症状が強い場合には、いくつかのお薬、多めの量が必要になる場合はあります。一方で、強い症状が治まった後にも同じお薬、同じ量が必要とは限りません。病気によっては再発の予防のために一定のお薬が必要になることもありますが、それぞれの患者さんの状態を丁寧に見つめていきます。
お薬以外の取り組みも大切です。
どんな場合でも、お薬以外の手段で、症状に対処する方法を持つことが治療には大切です。例えば、
・軽い運動
・規則正しい食事
・夜の動画視聴やゲーム、深酒を控える
といった取り組みは睡眠や気分の安定、生活リズムの改善、良い睡眠や睡眠時間の確保に役立ちます。

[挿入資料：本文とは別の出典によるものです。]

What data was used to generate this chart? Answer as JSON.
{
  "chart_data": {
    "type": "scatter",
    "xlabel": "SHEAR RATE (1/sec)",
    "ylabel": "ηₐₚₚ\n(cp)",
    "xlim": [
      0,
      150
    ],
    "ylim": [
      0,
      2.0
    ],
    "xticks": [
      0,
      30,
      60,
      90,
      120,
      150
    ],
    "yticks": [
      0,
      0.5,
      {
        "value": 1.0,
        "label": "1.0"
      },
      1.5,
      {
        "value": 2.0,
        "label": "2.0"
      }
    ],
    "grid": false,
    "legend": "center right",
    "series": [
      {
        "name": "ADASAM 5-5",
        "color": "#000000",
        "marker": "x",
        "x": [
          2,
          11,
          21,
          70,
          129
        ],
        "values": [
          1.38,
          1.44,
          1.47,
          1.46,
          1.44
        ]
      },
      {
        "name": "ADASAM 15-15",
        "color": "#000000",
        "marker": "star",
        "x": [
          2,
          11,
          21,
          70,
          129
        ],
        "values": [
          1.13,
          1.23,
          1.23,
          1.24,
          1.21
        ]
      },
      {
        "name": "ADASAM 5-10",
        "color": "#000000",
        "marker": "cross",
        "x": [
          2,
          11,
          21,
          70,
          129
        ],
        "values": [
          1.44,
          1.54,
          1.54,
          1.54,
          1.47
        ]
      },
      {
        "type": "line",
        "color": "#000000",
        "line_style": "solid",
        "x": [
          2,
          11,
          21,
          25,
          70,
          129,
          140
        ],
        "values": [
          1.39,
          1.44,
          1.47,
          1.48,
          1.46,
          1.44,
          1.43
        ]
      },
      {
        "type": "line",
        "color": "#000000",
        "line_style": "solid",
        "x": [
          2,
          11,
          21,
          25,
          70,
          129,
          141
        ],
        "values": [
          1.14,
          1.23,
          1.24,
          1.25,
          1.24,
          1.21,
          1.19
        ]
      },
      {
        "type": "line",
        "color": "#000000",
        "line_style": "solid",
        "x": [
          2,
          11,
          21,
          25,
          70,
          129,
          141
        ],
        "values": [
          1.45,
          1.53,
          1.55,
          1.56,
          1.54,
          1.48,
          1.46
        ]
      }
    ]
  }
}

こころの調子が悪い時には、これらの事に主体的に取り組むのは難しいかもしれませんが、調子が少し上向いてきたタイミングで、少しずつ、自分のペースでトライすることは治療における大切なステップです。
また、症状を完全にゼロにすることを追求するのではなく、自分の目指す生活を送れる程度の症状を許容するという視点も大切です。時には、自分の一部として症状を受け入れて、症状と無理に闘わないという選択をすることで、結果的に楽に過ごせることもあります。
当院ではシンプルにお薬を使うために、患者さんを適切にリードしながらも、患者さんの生活や考え方に沿った診療を行います。
丁寧なお薬の使い方を患者さんと一緒に考えていきます
日々の生活の中でお薬を飲むこと自体がストレスに感じる方は少なくありません。「お薬は自然なものではない」、「薬に頼りたくない」という想いは、多くの人が共感することかもしれません。
一方でお薬を減らすことや、お薬を卒業することだけを目指すと、焦りを感じたり、心のバランスが崩れたりして、逆に辛くなってしまうこともあります。最も優先すべきことは「こころも体も健康的に過ごすこと」であり、そのためにはお薬をうまく使う、お薬と付き合っていくという考えが必要な場面も少なくありません。
患者さんそれぞれのこころの状態が違うように、必要な薬も違います。
私たちと、どの薬が必要で、どの薬が不要なのかを一緒に考えてみましょう。
1) 臨床精神神経薬理学会が制定する専門医制度で、認定試験に合格した者のみに付与される資格です。2023年度以降は日本精神神経学会との合同で制度運用されることになり、専門医には精神科薬物療法に関する更なる優れた学識と技術、倫理観などを備えていることが期待されています。